Avakov: MP or Political Prisoner?


The leader of the Kharkiv opposition, Arsen Avakov, should be returning to Ukraine in December to be sworn in as MP.  He could, however, face arrest if he returns and according to the Deutsche Welle Ukrainian Service is likely to wait for the formation of the parliamentary majority before making a final decision,

As reported here, the former Kharkiv Regional Governor, ally of imprisoned opposition leader Yulia Tymoshenko and one of the two main contenders in the last Mayor elections, had a criminal case initiated against him in January 2012.  The charges are the same “abuse of power” as in the trials of Tymoshenko and Lutsenko.  He is accused of involvement in illegal privatization of 55 hectares of public land.  Both the opposition and human rights groups have expressed concern over the criminal proceedings, calling them politically motvated.

Mr Avakov was put on the Interpol wanted listed soon after the case was initiated, and was arrested in Naples in March this year. He was however released from custody pending a decision on extradition while was in his favour.  

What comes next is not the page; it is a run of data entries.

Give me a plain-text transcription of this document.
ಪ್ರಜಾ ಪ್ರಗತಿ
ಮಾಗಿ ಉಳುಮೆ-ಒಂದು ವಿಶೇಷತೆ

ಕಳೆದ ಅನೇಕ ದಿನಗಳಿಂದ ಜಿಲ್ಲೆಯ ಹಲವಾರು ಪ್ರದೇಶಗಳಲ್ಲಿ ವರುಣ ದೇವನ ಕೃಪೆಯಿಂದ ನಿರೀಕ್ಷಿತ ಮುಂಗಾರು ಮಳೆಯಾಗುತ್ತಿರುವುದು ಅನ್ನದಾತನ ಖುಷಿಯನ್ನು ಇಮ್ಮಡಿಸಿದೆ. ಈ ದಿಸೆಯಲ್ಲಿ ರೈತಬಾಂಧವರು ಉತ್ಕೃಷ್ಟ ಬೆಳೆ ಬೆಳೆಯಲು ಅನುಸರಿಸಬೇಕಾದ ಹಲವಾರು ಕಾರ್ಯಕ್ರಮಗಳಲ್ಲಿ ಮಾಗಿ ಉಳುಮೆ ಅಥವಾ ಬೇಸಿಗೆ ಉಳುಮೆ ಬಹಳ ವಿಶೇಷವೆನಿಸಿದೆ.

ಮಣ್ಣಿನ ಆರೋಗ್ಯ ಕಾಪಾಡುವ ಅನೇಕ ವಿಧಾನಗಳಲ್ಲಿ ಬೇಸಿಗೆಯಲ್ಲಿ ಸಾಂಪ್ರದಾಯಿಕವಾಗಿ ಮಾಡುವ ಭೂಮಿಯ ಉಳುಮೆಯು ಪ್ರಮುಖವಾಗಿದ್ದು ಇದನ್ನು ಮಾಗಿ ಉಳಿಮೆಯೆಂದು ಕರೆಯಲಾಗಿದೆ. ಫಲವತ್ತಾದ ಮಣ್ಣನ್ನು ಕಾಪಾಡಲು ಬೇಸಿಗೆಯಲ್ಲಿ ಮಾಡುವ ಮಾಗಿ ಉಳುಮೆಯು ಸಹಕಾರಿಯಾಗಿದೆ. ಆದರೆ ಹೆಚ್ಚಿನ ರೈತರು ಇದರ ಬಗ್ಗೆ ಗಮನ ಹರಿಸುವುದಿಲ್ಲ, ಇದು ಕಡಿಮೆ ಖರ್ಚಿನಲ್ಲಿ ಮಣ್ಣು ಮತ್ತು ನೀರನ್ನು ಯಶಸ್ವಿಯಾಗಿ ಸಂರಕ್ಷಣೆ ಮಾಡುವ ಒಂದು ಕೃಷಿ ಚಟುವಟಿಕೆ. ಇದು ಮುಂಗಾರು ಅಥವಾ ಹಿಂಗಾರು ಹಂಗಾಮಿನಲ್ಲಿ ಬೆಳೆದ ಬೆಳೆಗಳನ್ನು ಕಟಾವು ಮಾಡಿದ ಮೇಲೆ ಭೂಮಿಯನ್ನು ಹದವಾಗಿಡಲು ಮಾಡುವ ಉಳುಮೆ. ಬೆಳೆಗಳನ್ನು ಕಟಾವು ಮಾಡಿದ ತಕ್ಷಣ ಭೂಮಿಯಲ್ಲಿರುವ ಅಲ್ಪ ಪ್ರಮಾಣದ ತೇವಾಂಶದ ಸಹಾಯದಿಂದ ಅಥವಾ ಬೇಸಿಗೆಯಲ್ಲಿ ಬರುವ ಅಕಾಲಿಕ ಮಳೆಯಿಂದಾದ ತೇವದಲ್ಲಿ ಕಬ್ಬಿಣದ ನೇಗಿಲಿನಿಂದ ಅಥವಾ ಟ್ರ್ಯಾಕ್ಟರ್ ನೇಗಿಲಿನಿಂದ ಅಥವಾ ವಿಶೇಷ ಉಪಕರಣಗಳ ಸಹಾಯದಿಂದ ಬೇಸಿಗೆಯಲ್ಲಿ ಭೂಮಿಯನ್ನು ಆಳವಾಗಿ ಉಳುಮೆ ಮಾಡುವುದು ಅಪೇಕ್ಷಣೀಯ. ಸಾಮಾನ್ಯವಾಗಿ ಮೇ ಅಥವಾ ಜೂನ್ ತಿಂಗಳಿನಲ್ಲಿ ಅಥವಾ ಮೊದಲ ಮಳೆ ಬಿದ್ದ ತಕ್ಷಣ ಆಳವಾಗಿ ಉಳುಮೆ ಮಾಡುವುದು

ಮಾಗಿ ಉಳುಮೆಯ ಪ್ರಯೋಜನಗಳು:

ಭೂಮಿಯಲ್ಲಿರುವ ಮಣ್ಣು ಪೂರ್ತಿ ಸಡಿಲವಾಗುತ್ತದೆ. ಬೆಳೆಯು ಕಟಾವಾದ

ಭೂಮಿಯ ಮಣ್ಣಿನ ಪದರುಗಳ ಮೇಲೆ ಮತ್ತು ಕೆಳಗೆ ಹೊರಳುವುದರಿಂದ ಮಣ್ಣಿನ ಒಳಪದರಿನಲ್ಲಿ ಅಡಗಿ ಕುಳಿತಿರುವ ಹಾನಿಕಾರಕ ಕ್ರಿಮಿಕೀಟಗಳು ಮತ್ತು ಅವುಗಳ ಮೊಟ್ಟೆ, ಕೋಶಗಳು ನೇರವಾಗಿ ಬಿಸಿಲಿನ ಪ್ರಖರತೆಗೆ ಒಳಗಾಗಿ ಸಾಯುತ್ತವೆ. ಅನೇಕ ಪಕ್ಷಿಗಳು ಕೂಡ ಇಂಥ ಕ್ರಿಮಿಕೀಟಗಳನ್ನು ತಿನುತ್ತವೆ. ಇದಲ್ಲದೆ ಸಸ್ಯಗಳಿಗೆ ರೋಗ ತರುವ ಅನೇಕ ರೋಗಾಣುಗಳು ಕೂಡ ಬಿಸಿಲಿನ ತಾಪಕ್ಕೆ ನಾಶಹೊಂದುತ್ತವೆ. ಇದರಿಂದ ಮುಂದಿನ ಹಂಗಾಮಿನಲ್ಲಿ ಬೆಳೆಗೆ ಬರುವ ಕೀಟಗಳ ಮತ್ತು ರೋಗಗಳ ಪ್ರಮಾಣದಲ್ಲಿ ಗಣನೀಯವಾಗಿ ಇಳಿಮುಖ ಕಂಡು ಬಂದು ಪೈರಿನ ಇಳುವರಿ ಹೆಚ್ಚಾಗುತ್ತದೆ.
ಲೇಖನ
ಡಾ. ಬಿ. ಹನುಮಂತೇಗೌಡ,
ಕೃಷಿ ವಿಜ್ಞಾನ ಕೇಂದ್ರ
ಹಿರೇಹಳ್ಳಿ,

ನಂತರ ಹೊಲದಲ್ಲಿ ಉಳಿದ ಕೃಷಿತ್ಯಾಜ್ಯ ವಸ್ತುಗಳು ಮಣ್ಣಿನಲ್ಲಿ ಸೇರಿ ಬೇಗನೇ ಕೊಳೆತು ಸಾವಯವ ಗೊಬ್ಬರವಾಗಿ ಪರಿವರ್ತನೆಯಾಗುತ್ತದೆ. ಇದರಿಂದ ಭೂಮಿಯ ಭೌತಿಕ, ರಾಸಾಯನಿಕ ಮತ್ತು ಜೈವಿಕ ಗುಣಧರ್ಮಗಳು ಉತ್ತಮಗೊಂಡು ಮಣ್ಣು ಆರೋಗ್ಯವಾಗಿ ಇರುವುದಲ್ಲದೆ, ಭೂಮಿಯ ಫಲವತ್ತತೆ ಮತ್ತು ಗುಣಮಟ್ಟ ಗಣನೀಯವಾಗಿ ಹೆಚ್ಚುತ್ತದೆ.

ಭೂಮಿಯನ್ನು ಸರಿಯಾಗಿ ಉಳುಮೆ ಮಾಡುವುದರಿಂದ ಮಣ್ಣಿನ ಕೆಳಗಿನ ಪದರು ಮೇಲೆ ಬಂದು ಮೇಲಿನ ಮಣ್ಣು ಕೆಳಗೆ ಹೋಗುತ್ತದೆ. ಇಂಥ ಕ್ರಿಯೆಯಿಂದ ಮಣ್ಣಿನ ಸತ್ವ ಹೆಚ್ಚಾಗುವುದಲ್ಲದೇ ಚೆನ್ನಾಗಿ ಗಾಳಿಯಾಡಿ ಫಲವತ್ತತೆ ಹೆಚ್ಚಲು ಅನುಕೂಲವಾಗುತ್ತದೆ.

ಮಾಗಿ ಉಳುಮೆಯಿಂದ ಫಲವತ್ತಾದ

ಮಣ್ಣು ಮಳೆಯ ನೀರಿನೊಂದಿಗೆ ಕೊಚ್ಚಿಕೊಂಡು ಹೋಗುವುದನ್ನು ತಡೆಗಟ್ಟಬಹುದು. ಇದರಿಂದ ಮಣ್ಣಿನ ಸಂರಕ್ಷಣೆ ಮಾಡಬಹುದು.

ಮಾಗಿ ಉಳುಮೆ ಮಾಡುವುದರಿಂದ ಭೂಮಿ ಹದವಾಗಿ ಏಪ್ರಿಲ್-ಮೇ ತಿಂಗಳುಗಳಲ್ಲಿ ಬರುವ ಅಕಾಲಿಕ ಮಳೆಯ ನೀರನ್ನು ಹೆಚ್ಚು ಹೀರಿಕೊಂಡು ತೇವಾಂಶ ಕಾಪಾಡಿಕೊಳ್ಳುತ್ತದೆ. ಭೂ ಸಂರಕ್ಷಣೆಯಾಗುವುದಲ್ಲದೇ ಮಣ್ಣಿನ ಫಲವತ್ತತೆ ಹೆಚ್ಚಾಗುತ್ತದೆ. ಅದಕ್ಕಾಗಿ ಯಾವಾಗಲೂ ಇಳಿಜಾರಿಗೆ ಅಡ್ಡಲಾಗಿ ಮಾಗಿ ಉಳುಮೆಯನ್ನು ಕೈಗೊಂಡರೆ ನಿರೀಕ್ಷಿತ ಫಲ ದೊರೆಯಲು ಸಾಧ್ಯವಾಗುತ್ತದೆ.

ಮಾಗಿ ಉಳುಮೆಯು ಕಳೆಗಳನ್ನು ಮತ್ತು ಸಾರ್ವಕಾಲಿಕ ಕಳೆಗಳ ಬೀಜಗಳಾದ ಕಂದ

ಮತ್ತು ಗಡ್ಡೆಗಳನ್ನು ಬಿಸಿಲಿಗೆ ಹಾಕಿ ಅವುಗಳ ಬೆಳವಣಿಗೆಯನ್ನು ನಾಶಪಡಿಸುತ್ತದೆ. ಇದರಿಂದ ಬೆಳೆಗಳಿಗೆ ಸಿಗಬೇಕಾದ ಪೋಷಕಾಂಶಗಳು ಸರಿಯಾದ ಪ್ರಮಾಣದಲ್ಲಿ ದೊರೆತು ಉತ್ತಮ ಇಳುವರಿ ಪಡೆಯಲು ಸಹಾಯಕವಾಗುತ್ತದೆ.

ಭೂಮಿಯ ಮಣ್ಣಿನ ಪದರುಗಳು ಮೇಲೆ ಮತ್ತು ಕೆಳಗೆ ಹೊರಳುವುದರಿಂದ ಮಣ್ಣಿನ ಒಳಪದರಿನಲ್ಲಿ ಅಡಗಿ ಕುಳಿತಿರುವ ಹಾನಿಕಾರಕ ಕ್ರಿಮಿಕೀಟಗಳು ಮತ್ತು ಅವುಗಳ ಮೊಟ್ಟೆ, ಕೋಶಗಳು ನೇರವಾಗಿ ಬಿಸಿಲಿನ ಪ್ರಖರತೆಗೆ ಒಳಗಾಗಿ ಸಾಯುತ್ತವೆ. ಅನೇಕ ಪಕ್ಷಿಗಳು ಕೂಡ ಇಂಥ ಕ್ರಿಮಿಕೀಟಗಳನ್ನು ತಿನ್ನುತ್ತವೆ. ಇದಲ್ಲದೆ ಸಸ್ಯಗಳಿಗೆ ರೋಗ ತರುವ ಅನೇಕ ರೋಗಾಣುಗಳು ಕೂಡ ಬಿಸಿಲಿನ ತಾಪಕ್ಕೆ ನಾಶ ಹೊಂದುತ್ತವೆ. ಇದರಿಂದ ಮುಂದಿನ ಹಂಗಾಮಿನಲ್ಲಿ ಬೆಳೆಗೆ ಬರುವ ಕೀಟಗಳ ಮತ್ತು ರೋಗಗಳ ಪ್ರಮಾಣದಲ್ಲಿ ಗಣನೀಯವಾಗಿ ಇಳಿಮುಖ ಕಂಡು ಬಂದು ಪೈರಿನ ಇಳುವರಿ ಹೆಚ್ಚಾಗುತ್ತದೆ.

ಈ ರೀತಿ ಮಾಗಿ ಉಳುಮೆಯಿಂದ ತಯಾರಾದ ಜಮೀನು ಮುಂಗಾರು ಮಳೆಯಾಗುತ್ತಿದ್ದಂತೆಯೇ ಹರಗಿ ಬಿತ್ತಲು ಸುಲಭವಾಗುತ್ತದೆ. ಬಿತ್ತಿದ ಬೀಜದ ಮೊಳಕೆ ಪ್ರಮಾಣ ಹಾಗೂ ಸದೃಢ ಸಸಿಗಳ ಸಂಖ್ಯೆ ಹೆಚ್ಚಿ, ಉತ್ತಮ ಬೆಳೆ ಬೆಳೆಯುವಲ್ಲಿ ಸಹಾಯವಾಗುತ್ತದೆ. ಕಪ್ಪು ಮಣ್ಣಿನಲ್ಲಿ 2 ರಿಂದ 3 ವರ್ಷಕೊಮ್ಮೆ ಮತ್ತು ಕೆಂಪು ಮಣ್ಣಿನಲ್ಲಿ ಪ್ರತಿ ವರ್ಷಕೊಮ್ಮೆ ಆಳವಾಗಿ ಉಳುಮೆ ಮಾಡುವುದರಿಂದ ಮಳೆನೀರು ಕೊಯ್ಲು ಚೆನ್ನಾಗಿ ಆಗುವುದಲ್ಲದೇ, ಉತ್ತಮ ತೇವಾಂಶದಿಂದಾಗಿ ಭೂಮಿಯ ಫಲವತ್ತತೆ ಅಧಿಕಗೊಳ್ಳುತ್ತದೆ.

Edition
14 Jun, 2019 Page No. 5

Over the year and a half since Avakov has been abroad, his financial empire has been badly shaken, Deutsche Welle writes. The National Bank of Ukraine has declared the Basis Bank which he founded bankrupt, while the media corporation which he is linked with lost three major regional TV channels which were taken off air (see: ) Several top managers from his Investor firm are suspected of dodgy land deals, with some arrested, others declared on the wanted list.

One of the former heads of the firm committed suicide a week after the parliamentary elections. According to the official version, he threw himself out of the window of his ninth floor flat. The police have initiated an investigation under the article (driving a person to suicide). The investigation unit has asserted that they have questions specifically to Avakov, claiming that the dead man mentioned him in his suicide letter.

Avakov has called this “an attempt by the police to bring the tragedy into the political area” and says that he thinks it possible the man simply couldn’t endure the interrogations.

From the moment when the Central Election Committee registered Avakov as parliamentary candidate for the United Opposition, he enjoyed deputy immunity.  This means that he cannot be arrested without the consent of a parliamentary majority.

According to his press secretary, he believes that the only criminal case against him should be terminated.

The press service of the Kharkiv Regional Prosecutor’s Office asserts that it sees no grounds to comment since Avakov is not in the country.

Whether or not he can risk returning at present depends on the parliamentary majority. Kharkiv political analyst Ihor Polishchuk says that “if the ruling majority continues to take a hard line against opposition politicians, with Avakov quite a prominent figure, then his problems will continue.  I would not exclude even the risk that he’d be imprisoned.”